We've been using Jenkins to build and test all our projects for a good part of this year now. I think Jenkins is one of the very few Java projects I've seen and worked with that actually works and it's a real pleasure to use. Except every now and then it seems to crash without reason..
I haven't had time to dig into this problem yet. I've only seen the frontend Apache process logging errors because it cannot connect to the Tomcat backend on port 8080. My theory so far is that Jenkins tries to auto-update and crashes, or maybe there's a runaway test run that brings everything down…

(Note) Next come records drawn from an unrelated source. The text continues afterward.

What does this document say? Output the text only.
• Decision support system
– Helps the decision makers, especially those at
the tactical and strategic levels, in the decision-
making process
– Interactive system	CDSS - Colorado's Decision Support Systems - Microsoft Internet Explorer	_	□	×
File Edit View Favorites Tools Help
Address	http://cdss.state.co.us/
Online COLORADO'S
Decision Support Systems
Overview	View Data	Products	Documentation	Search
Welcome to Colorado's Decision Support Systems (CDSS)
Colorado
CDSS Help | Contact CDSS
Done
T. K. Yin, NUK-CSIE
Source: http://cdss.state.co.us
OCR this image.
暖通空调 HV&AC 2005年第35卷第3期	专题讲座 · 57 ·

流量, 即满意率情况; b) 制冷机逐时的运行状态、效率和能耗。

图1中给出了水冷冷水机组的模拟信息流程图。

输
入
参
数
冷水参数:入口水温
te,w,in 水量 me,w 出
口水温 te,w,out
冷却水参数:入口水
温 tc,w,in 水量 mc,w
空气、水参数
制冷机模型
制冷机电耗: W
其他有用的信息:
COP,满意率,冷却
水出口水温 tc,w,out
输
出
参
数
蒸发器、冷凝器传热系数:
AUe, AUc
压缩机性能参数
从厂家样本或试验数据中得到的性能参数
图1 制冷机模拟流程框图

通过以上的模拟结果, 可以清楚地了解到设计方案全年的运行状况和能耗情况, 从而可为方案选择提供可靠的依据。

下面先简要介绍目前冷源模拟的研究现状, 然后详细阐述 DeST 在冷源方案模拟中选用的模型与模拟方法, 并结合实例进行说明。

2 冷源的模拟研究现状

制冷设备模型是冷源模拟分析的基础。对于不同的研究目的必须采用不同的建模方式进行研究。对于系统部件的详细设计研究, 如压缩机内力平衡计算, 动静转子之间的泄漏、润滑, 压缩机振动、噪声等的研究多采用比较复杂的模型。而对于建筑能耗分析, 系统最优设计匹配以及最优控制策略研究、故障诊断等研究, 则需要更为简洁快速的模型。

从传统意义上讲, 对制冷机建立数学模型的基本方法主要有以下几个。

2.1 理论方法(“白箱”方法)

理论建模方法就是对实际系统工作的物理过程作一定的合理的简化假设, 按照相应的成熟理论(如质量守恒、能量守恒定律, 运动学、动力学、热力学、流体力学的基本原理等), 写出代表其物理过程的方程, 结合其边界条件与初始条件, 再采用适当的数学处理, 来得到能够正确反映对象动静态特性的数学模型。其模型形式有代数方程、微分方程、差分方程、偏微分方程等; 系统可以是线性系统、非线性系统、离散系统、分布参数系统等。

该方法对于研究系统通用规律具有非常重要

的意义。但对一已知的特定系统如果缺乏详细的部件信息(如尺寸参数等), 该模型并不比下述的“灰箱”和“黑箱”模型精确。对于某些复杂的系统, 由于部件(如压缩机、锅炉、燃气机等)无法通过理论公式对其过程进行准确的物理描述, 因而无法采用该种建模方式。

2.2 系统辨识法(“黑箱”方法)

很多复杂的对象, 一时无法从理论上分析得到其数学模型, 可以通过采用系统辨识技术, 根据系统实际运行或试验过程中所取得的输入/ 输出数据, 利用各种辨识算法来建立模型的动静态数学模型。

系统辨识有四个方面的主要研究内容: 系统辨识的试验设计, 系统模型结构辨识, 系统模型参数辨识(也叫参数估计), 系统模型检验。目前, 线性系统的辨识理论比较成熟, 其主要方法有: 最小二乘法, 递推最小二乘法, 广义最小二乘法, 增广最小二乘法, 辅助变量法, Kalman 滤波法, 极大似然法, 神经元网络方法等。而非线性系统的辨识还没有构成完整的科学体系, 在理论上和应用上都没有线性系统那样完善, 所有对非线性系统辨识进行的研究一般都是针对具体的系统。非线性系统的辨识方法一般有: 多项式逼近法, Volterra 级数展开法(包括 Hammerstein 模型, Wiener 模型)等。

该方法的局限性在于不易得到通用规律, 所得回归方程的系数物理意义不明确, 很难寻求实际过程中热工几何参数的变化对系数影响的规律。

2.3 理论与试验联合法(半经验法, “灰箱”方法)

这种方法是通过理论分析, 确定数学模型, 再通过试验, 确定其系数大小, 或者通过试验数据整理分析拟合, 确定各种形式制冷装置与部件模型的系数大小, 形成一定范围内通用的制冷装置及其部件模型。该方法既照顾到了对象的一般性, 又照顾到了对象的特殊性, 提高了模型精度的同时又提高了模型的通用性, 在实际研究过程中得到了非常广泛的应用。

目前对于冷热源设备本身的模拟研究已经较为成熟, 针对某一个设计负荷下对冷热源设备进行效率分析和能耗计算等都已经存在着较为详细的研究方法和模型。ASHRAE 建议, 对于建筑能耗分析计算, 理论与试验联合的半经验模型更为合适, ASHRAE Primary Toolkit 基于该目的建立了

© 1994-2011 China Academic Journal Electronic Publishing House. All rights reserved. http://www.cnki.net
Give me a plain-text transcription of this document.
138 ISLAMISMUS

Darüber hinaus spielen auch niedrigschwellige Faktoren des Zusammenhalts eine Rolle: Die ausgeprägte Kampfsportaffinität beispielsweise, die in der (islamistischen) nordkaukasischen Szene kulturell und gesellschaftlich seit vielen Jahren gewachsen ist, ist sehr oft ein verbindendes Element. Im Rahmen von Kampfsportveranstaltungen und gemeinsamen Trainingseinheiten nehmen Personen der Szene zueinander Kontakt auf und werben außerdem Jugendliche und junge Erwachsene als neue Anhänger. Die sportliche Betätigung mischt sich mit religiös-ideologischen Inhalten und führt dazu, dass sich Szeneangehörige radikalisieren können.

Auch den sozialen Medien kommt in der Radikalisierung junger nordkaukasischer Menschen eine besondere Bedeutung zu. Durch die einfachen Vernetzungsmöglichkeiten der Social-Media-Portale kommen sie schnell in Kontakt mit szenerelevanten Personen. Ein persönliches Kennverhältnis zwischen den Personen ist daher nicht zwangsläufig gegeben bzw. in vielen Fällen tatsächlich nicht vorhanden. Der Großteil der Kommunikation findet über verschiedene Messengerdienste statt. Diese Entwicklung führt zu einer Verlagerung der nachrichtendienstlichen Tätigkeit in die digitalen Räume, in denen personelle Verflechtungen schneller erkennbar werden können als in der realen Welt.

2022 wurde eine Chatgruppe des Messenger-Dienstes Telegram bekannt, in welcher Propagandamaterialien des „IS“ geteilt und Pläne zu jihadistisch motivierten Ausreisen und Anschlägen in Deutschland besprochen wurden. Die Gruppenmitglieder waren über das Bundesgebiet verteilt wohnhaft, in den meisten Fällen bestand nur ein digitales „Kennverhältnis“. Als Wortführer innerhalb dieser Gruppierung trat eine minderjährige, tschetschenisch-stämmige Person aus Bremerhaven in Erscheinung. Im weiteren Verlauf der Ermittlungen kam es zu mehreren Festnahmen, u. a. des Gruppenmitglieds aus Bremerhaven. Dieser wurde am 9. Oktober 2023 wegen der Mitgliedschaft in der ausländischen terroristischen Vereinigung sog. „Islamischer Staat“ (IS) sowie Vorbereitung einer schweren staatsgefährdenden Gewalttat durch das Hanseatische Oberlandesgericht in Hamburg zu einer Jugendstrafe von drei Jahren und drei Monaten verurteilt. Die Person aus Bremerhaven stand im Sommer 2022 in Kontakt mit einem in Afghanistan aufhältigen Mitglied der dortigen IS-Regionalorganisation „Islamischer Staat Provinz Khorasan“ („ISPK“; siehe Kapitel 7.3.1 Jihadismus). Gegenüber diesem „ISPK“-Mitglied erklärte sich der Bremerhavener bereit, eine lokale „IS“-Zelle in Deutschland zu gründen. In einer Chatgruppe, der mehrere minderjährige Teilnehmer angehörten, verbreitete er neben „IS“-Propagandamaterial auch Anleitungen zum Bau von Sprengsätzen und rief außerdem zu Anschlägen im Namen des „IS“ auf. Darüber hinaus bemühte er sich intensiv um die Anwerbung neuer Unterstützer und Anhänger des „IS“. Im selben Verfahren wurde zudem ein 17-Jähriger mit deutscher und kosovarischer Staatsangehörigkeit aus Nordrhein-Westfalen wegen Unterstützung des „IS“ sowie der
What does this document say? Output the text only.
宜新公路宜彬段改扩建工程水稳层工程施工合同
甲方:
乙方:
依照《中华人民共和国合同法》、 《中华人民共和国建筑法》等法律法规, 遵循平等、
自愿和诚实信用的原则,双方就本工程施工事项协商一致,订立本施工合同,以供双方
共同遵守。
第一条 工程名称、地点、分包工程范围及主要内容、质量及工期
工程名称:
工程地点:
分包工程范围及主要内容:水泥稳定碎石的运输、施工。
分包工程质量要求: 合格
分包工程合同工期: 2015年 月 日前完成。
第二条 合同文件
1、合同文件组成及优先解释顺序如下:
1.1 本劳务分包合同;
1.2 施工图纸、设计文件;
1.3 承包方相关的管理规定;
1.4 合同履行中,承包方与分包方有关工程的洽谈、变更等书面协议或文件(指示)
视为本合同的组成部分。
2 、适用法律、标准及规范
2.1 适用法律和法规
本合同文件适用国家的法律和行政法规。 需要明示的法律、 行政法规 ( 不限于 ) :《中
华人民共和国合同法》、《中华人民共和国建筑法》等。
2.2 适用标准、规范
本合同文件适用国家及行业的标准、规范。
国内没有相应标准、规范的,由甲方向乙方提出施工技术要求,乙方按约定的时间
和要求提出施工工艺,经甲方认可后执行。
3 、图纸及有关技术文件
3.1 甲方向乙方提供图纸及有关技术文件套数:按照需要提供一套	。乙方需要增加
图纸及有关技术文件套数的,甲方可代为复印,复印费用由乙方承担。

Time is really limited these days, and I have heard good things about monit, I decided to try it to see if we could have Jenkins kicked when it dies for some reason. In this way we can avoid cases where the test suites haven't been running for a day or two and nobody noticed… :-|
So, long story short, here's the quick and dirty monit recipe to kick Apache + Jenkins (this is on Debian Squeeze):
check process jenkins with pidfile /var/run/jenkins/jenkins.pid start program = "/etc/init.d/jenkins start" with timeout 90 seconds stop program = "/etc/init.d/jenkins stop" if failed host my.host.name port 8080 protocol http and request "/" then restart check process apache with pidfile /var/run/apache2.pid start program = "/etc/init.d/apache2 start" with timeout 60 seconds stop program = "/etc/init.d/apache2 stop" if failed host my.host.name port 80 protocol http and request "/" then restart
And, just for kicks, a complete Monit module for puppet up on Github. Have fun!